I urge you to go and read the book. You can also see who Ben Horowitz, the author of the book is and what other entrepreneurs have to say about the book here.
Next month, I’ll recommend yet another book for you to read. Just finish this one until then 😃
P.S.: if you already read this book and want something to read anyway, read Hackers and Painters by Paul Graham. It’s a collection of essays from the founder of Y Combinator, the most successful accelerator in the world (Dropbox, Airbnb are amongst the companies that went through it). You can also read Paul Graham’s essays on his website. This book is not part of the 12 months reading plan, just some off-plan reading.
By Bobby Voicu
This is an email I posted on the newsletter for The CEO Library, as part of a Startup Founder Reading plan. Here’s the entire 16 books list
Hello, everyone!
I hope you had the time to read the first book I recommended, The Hard Thing About Hard Things by Ben Horowitz. A month should be more than enough :)
That being said, here’s my second book recommendation. I should mention, though, that this read should be the first one for every entrepreneur who decides to build a company around a product or service. Especially if it’s tech related in any way. The book is called The Lean Startup, written by Eric Reis. But don’t take my word for it, there are 29 other entrepreneurs that recommend this title on The CEO Library.
The Lean Startup talks about building a business around a product or a service, how to take that product/service to market fast, how to measure all the modifications and improvements you add to the product. Obviously, there is much more to the book than what I mentioned, but you need to read it in order to really understand why it’s recommended by a shitload of CEOs.
Among the entrepreneurs recommending the book is one of Facebook’s co-founders and initial CTO, Dustin Moskowitz – also co-founder at Asana – as well as the Chairman and co-founder of Intuit, Scott Cook. This is what they had to say:
Dustin Moskowitz: “At Asana, we’ve been lucky to benefit from Eric’s advice firsthand; this book will enable him to help many more entrepreneurs answer the tough questions about their business.”
Scott Cook: “Business is too important to be left to luck. Eric reveals the rigorous process that trumps luck in the invention of new products and new businesses. We’ve made this a centerpiece of how teams work in my company . . . it works! This book is the guided tour of the key innovative practices used inside Google, Toyota, and Facebook, that work in any business.”
Finally, if you want to know what the team at The CEO Library has to say about it, we actually read the book as part of our BookClub and you can listen to us here: Lessons Learned from The Lean Startup & How we Put them into Practice (Book Club Talk)
Look, me and my team used what we learned from the book while building Mavenhut. I read the book 4-5 times in the last 6 years. It’s the one book you should read before starting anything. And read it again in one year. You’ll see that the more your company grows, the more things become clearer as you read the book.

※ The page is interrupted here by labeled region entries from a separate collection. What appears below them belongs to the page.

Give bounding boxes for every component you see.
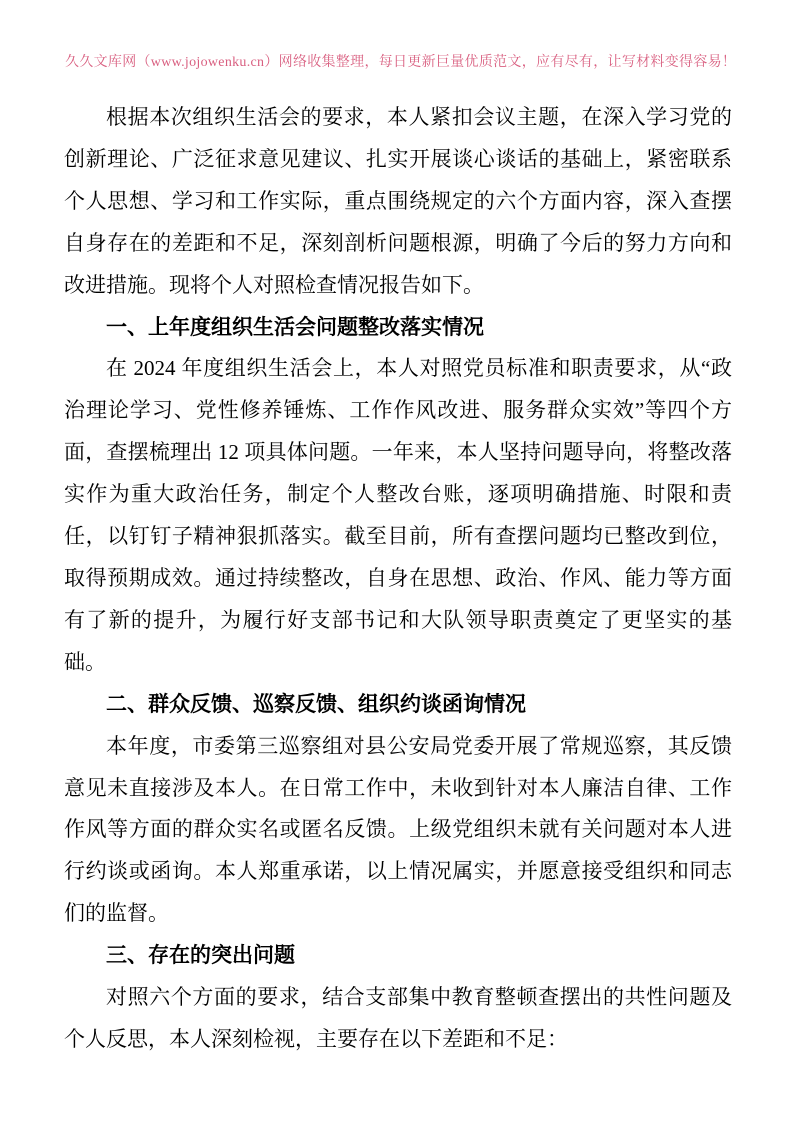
paragraph-intro: 根据本次组织生活会的要求，本人紧扣会议主题，在深入学习党的创新理论、广泛征求意见… [64, 97, 732, 307]
heading-section-1: 一、上年度组织生活会问题整改落实情况 [64, 307, 732, 349]
paragraph-section-1: 在 2024 年度组织生活会上，本人对照党员标准和职责要求，从“政治理论学习、党… [64, 348, 732, 683]
document-body: 根据本次组织生活会的要求，本人紧扣会议主题，在深入学习党的创新理论、广泛征求意见… [64, 97, 732, 1061]
document-page: 久久文库网（www.jojowenku.cn）网络收集整理，每日更新巨量优质范文… [0, 0, 793, 1122]
paragraph-section-3: 对照六个方面的要求，结合支部集中教育整顿查摆出的共性问题及个人反思，本人深刻检视… [64, 977, 732, 1061]
heading-section-3: 三、存在的突出问题 [64, 935, 732, 977]
paragraph-section-2: 本年度，市委第三巡察组对县公安局党委开展了常规巡察，其反馈意见未直接涉及本人。在… [64, 726, 732, 936]
watermark-header: 久久文库网（www.jojowenku.cn）网络收集整理，每日更新巨量优质范文… [65, 54, 735, 72]
heading-section-2: 二、群众反馈、巡察反馈、组织约谈函询情况 [64, 684, 732, 726]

So even if you already read the book, read it again. With every re-read, you will have a deeper understanding of the lean startup concept. This is why, this month I won’t recommend another book, just in case.
Bobby
P.S.: OK, OK, you’re twisting my hand. Here’s an alternative book, if you already read The Lean Startup or if you read fast. Start Small, Stay Small: A Developer’s Guide to Launching a Startup by Rob Walling. It’s a good read about creating a side project, a product business on a smaller level, a, if I dare say, lifestyle business. It’s quite good and you should read this, as well, if you have the time.